A troubled life, that of the Conference, which began in 2001, when in the first meeting in Durban, South Africa, Israel was defined as a "racist and apartheid state" and the Conference was transformed into an indictment against the State Hebrew with the distribution, among other things, of anti-Semitic materials such as The Protocols of the Elders of Zion. The situation was repeated in 2009 with an anti-Israel show by the then Iranian president Mahmud Ahmadinejad, the only leader to take the stage. On that occasion, which was boycotted by Italy, the European Union split with the exit from the hall of the 23 EU ministers present. Instead, France remained, but represented only at ambassador level, to "make another voice heard, that of tolerance and responsibility".

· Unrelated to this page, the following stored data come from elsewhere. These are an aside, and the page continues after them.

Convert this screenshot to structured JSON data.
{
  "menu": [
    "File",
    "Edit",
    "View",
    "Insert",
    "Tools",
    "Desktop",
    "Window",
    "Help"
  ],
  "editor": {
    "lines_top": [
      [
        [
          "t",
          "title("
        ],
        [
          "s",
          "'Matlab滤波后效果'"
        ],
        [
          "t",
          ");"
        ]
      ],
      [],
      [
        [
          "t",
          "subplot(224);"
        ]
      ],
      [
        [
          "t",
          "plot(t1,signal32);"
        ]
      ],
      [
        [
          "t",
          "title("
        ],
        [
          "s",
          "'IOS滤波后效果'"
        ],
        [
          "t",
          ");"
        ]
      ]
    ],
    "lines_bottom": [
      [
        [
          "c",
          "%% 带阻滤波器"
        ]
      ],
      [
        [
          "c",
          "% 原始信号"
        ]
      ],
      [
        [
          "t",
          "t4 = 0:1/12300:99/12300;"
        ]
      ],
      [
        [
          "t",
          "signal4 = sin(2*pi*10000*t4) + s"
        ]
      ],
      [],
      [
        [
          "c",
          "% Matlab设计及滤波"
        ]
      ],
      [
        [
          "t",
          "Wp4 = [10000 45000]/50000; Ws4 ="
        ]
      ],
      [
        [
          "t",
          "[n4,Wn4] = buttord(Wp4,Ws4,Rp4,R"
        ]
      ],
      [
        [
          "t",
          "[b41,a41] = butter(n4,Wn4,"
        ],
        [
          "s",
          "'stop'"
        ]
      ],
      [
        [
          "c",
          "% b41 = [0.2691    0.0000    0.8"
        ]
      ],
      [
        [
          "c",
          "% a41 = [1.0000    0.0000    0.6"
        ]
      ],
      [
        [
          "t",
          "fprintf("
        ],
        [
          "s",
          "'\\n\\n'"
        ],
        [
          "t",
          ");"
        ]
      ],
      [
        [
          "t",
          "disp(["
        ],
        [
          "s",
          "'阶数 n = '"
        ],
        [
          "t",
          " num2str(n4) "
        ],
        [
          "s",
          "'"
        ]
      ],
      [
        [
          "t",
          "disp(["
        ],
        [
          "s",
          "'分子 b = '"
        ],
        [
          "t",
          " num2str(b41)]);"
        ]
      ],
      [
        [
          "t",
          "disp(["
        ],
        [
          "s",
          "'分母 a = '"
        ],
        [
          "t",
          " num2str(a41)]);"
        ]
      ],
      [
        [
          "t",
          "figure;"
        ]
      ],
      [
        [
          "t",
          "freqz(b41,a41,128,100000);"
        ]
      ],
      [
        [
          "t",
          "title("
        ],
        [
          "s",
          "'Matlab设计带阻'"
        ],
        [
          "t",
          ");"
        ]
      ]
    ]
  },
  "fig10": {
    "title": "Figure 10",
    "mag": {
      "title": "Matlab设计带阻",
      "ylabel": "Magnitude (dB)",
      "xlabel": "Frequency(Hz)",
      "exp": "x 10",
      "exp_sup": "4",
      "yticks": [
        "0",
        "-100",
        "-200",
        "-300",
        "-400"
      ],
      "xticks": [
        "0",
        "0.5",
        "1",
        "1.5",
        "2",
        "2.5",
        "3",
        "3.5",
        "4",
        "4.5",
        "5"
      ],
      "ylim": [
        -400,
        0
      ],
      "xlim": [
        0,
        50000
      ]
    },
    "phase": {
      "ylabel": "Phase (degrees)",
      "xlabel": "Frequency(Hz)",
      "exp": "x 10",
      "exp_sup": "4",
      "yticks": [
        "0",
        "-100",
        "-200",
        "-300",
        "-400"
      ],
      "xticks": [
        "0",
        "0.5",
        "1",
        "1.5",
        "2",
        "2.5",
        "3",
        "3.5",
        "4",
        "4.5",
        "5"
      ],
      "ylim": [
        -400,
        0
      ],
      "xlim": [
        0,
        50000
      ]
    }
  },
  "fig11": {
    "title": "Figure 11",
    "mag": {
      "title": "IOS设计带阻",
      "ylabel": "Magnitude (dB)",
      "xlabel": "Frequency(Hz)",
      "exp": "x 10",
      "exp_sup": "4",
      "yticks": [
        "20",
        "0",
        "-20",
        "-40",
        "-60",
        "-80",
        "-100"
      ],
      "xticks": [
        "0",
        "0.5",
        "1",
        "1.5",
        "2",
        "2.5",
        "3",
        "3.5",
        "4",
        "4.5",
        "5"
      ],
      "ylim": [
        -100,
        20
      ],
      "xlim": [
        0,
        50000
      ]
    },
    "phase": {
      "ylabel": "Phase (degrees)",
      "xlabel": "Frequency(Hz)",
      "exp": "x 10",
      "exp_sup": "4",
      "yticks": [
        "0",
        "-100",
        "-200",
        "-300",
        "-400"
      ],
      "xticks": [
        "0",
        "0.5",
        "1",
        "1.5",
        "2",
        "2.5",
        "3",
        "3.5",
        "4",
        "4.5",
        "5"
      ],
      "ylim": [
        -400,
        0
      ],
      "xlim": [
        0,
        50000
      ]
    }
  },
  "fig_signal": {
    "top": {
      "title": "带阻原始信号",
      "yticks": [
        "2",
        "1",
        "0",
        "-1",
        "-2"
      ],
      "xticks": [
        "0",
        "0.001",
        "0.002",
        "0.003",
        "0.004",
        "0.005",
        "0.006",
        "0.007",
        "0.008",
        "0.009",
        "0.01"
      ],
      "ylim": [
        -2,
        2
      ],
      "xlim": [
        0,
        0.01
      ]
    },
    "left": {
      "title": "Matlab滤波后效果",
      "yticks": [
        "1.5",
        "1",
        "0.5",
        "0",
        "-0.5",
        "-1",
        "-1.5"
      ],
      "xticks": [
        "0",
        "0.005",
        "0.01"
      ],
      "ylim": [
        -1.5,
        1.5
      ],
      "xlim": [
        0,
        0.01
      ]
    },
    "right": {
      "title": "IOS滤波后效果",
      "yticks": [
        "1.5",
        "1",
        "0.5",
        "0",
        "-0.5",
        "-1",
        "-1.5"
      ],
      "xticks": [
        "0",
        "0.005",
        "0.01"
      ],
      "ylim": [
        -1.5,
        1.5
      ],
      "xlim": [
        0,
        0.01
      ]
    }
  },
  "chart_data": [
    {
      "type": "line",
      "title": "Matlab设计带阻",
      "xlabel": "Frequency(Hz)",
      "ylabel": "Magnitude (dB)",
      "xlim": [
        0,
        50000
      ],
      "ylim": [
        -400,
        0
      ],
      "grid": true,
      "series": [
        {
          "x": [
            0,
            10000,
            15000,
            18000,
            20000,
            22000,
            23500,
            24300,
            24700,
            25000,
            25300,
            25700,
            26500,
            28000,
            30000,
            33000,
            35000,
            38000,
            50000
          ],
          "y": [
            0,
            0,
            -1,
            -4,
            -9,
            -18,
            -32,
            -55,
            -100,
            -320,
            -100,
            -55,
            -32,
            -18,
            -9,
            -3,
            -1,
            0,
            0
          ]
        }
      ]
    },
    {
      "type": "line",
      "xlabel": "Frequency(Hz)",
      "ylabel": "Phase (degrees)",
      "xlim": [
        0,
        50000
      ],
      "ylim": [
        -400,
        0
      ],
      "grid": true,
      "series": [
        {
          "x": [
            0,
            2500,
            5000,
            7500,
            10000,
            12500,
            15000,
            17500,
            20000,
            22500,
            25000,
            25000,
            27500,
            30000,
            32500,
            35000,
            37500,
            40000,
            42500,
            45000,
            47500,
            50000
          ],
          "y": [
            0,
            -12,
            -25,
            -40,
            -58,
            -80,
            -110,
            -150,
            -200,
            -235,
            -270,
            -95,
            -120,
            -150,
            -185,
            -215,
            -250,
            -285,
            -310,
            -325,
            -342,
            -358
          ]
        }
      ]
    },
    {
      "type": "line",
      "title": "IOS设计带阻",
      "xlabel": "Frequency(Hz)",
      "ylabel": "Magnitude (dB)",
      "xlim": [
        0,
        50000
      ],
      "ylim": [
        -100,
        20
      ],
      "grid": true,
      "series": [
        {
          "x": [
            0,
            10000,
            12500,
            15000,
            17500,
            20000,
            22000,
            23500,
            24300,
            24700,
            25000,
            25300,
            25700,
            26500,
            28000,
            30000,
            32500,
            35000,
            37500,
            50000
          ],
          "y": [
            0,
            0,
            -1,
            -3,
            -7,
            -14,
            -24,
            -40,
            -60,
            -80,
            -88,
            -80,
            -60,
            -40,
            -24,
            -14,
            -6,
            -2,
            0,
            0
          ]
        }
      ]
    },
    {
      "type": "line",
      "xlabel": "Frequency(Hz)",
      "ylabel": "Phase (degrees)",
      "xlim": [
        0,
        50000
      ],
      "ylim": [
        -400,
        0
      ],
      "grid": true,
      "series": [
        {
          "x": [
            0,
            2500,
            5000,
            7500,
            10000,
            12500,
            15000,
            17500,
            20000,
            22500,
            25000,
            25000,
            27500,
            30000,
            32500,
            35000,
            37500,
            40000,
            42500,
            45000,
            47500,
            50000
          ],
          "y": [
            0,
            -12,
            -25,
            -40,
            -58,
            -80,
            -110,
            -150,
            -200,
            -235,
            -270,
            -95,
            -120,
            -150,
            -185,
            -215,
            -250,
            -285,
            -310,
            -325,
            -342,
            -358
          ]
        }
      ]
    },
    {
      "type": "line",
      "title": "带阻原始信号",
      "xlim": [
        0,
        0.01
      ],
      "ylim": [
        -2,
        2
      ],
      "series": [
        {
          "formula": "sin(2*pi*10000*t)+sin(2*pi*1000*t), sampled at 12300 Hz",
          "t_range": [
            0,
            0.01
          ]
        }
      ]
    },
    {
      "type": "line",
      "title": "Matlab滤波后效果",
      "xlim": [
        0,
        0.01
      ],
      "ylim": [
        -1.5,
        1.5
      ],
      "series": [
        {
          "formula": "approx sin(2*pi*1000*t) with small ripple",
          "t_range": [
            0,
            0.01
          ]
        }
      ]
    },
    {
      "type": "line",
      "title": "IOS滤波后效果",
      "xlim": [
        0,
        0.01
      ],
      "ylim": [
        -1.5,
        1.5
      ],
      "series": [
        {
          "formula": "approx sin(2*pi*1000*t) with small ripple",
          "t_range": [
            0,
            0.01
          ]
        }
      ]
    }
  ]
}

In 2011, Italy confirmed the boycott of the Durban tenth anniversary celebrations because, in the words of the then Foreign Minister Franco Frattini, "the minimum conditions for participating in the event do not exist". And Paris also took off: a position reconfirmed by President Emmanuel Macron who in mid-August reiterated his absence from the French Conference, shocked by the no-vax demonstrations that compared the health pass to the Shoah. "France will continue to fight against all forms of racism and will ensure that the Durban conference is held in compliance with the founding principles of the United Nations", the Elysée specified in a note in mid-August.



"The Durban Conference has been and continues to be used to promote anti-Israeli and anti-Semitic attitudes," said Canadian Foreign Ministry spokesman Grantly Franklin, announcing his country's non-participation. However, states such as Bulgaria, New Zealand and Poland, which were not present in 2011, have not yet expressed their opinion.